Permanent placements in the United Kingdom decreased further at the end of the year 2022, as hiring activity was dampened by the rising economic uncertainty, low candidate numbers along with the squeeze on clients budgets, results of the KPMG/REC Report on Jobs survey, compiled by S&P Global, showed Tuesday.
Permanent job placements decreased for the third month in a row, the survey showed, based on the responses of around 400 consultancy firms. The survey data was collected from December 6 to 19.
Growing economic uncertainty and pressures on budgets weighed on permanent staff appointments.
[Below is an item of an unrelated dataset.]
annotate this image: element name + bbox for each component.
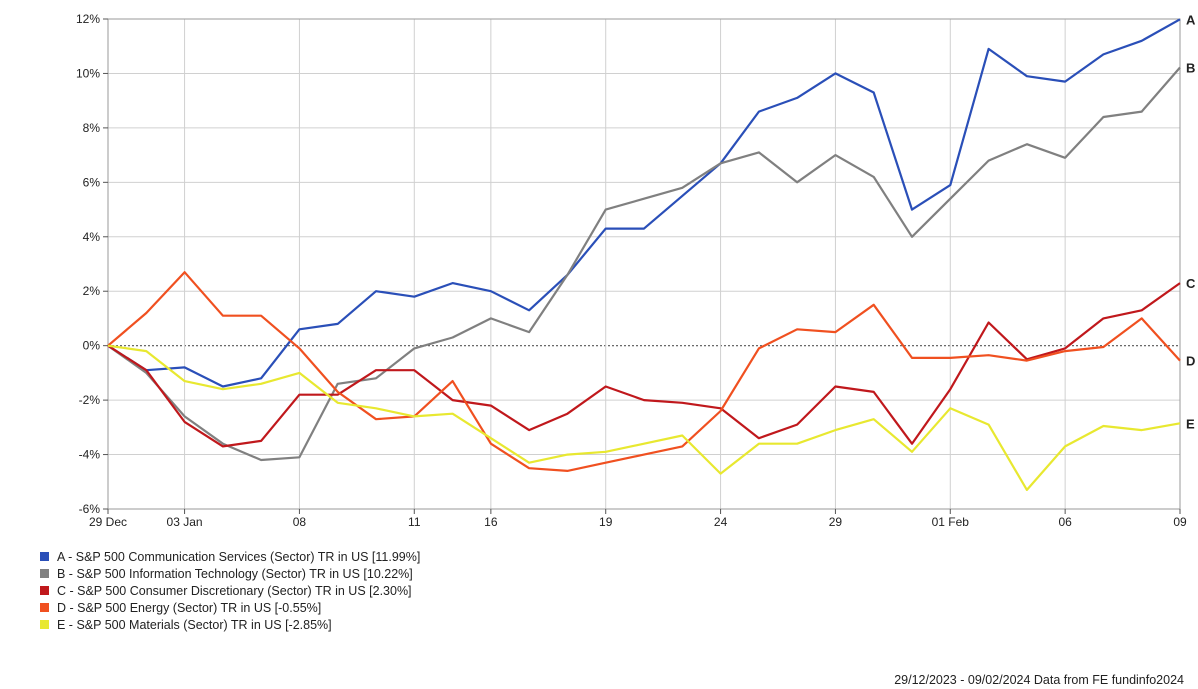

At the same time, billing for temporary staff rose marginally.
The overall rate of vacancy growth softened for the ninth straight month and was the slowest since the current sequence of increase began in February 2021.
Uncertainty surrounding the outlook also dampened candidate availability, as more people were cautious around seeking out new roles in the current climate in an already tight labor market.
Among regions, the South of England logged the sharpest decline in permanent staff appointments, while the softest was seen in London.
“Overall, the jobs market looks less than rosy at the start of 2023, so employers who hold their nerve and continue to invest in skills in particular are likely to benefit most when the economic upturn comes,” Claire Warner, partner – skills and productivity at KPMG, said.
The survey also showed that pay pressures continued to ease at the end of the year, yet remained strong in historical comparison. The rate of both starting salary and temp pay growth hit their lowest since April 2021.
Higher rates of pay were often reported in places facing insufficient staff supply and rising cost of living.